Mme de Roye expédia immédiatement un courrier aux fidèles de Paris, les exhortant à ne pas laisser échapper cette occasion d'entrer en relations avec la Reine-mère.» C'était à tort, leur disait-elle,--et ce témoignage est important à retenir ce--qu'on avait cru auparavant que la Reine avait lu des livres de piété (pios libros) ou entendu des hommes doctes ou vraiment chrétiens» et elle exprimait l'espoir que si la Reine rencontrait Chandieu, elle changerait d'opinion et deviendrait favorable à leur cause[207]. Après beaucoup d'hésitation, le Consistoire donna son consentement.

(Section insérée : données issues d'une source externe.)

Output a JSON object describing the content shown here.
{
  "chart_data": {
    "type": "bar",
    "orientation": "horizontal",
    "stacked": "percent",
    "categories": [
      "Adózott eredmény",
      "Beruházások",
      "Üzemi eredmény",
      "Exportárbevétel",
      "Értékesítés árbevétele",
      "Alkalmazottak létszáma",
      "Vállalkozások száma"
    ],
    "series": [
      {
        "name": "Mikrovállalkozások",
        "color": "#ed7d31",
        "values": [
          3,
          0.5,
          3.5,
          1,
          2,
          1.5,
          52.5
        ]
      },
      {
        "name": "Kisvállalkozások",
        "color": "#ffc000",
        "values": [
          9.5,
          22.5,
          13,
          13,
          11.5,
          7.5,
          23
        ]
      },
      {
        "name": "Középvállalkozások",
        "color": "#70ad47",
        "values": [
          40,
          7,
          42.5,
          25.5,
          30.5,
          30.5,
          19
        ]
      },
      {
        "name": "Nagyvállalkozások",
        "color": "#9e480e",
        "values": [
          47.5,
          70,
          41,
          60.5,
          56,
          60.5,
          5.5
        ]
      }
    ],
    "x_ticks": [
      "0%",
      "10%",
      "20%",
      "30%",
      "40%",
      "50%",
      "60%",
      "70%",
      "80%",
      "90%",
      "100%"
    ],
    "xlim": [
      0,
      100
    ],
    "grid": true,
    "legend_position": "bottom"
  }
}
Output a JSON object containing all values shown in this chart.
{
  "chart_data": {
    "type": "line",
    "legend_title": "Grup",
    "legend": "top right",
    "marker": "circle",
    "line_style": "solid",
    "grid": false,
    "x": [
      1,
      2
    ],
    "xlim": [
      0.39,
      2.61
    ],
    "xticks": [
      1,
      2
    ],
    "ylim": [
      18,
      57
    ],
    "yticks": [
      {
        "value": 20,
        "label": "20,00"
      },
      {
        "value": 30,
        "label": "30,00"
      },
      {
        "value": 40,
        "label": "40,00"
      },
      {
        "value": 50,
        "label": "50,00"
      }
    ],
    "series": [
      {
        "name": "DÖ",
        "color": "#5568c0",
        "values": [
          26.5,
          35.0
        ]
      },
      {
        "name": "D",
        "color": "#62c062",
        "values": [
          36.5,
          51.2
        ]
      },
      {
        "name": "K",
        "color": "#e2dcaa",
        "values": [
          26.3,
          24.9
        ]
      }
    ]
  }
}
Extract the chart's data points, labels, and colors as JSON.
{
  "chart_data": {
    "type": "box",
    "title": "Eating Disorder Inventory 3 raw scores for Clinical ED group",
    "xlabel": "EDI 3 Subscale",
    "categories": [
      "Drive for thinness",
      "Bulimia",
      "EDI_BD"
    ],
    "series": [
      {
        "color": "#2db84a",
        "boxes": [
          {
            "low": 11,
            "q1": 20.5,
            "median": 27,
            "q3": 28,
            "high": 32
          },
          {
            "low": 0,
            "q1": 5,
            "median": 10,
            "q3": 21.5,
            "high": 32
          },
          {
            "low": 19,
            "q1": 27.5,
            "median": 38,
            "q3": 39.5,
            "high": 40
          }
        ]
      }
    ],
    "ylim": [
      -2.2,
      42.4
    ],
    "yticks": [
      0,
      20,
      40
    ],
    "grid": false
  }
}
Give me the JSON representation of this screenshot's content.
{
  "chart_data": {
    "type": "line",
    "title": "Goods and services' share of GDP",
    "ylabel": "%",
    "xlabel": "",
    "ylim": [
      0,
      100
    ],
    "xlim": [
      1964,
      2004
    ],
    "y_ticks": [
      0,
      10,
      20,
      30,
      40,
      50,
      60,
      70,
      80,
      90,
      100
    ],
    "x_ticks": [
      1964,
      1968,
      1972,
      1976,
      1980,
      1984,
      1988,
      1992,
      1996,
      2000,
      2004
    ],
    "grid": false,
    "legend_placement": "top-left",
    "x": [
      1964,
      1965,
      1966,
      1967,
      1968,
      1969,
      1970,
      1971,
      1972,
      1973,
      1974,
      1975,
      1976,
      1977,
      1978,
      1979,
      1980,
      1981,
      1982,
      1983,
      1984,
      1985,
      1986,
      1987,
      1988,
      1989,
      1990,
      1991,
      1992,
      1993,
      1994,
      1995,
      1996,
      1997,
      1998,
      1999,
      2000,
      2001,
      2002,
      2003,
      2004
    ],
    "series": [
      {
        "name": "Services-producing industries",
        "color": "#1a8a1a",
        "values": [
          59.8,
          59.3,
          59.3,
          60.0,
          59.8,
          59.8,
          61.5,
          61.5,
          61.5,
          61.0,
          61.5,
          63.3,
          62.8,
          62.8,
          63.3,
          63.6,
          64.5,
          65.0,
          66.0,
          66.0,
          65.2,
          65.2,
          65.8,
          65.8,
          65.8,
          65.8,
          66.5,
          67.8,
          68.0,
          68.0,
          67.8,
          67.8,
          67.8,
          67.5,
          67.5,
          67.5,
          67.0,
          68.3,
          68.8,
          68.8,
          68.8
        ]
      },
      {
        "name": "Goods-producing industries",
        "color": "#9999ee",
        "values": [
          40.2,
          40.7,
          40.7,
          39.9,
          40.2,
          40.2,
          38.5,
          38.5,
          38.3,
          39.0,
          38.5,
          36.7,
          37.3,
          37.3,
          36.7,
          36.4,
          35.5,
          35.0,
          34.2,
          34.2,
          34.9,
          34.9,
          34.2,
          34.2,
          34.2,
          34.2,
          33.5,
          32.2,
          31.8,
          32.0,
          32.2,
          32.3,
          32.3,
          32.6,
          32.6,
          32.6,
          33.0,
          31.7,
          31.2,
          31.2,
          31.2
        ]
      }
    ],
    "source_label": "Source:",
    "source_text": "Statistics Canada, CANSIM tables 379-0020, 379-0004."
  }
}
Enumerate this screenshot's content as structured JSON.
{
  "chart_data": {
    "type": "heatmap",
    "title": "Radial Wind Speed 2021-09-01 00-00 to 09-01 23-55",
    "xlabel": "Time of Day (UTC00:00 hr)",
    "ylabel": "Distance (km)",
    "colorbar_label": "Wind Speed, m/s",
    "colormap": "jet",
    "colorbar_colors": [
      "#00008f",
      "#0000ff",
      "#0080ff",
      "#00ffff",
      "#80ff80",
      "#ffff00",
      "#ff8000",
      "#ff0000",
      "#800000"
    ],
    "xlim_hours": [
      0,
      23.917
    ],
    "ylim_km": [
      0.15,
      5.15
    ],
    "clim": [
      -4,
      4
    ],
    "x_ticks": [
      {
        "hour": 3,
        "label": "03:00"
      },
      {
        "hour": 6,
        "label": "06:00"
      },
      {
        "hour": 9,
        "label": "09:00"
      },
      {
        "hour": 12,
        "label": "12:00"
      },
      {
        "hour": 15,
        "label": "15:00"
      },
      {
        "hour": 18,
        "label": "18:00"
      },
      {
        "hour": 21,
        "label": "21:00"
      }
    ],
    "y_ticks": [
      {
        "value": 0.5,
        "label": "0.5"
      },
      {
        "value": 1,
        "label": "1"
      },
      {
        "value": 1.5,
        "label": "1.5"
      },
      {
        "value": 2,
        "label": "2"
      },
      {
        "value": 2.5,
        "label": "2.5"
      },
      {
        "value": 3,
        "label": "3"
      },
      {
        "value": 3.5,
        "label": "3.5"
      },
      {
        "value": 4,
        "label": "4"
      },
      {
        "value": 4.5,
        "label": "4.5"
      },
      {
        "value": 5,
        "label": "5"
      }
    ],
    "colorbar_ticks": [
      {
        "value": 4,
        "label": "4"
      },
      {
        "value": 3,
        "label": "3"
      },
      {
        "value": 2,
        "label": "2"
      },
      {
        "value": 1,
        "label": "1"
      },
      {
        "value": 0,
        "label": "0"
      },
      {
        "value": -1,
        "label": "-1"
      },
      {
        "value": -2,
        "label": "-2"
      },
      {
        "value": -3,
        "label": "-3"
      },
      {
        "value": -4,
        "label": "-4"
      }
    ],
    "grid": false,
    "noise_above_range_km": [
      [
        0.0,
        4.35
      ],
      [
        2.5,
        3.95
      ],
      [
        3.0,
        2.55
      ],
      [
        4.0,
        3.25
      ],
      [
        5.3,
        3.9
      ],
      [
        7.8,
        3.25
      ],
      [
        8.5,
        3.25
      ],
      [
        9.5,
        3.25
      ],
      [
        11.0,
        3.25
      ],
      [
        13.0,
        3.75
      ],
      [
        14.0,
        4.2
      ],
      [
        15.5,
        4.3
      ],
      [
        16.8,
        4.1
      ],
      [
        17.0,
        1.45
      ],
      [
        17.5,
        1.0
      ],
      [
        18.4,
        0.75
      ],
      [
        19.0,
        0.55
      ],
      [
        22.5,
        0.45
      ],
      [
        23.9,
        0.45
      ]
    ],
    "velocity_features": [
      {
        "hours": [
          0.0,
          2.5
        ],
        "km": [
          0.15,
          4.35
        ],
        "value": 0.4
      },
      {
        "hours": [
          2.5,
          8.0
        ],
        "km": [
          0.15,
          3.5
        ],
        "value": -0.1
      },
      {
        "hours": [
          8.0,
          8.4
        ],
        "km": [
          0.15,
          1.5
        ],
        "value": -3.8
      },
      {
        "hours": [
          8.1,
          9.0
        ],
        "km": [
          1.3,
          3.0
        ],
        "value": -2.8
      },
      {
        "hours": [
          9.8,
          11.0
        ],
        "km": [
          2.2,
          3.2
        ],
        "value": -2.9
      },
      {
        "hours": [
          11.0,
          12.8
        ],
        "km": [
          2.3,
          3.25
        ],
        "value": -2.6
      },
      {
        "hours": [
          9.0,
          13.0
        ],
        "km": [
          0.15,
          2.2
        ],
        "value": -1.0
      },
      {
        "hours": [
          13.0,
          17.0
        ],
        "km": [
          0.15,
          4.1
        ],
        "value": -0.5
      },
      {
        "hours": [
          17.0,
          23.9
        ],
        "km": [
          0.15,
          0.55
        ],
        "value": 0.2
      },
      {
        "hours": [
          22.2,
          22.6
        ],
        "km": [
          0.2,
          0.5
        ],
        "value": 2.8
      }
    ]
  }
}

Ce n'était pas uniquement pour des raisons religieuses que Catherine désirait se rencontrer avec ce pasteur gentilhomme. Elle savait la sympathie des réformés pour les princes du sang et tenait à se renseigner sur ce point. Antoine de Bourbon arrivait du Béarn à petites journées pour assister au sacre. Peut-être avait-elle appris qu'il avait été, dans toutes les villes où il passait, visité par les ministres, et qu'à Vendôme, en sa présence, s'était tenue une assemblée mi-politique, mi-religieuse, de réformés et de ses partisans, qui l'avait exhorté à revendiquer son droit au gouvernement de l'État. Villemadon, l'ancien serviteur de la reine de Navarre, ne lui recommandait pas seulement comme un moyen de mériter la bénédiction divine le chant «des beaux Psalmes Davidiques», ainsi qu'elle avait fait autrefois, et «la quotidiane ouye ou lecture de la parole de Dieu», il la pressait aussi d'éloigner les Guise, «monstres étranges», «qui ne sont de la maison» [royale], «occupant par dol et violence la puissance du Roy et de Vous», et qui vont «récultans (reculant) et affoiblissans et mettans comme sous le pied les Princes et le Sang de ceste couronne»--«Les princes du sang», insistait-il «vous soyent en honneur[208]» (26 août). La lettre de Villemadon, dit Regnier de La Planche, émut la Reine-mère «à penser à ses affaires conjecturant que les princes du sang n'estoyent ainsi mis en avant qu'ils ne fissent jouer ce jeu aux autres»[209]. Les autres, c'étaient les ennemis des Guise et entre autres les réformés, dont il lui importait tant de connaître les intentions. Que gagnerait-elle ou que perdrait-elle au renversement des oncles de Marie Stuart? Elle pensait qu'une conversation avec La Roche-Chandieu l'éclairerait sur ce point. Il fut convenu que vers le 18 septembre, date du sacre, La Roche-Chandieu attendrait bien caché, aux environs de Reims, qu'elle le fît secrètement appeler.
[Note 207: ][(retour) ] Morel, 11 septembre, Calvini Opera, XVII, col. 635.
[Note 208: ][(retour) ] Calvini, XVII, col. 618.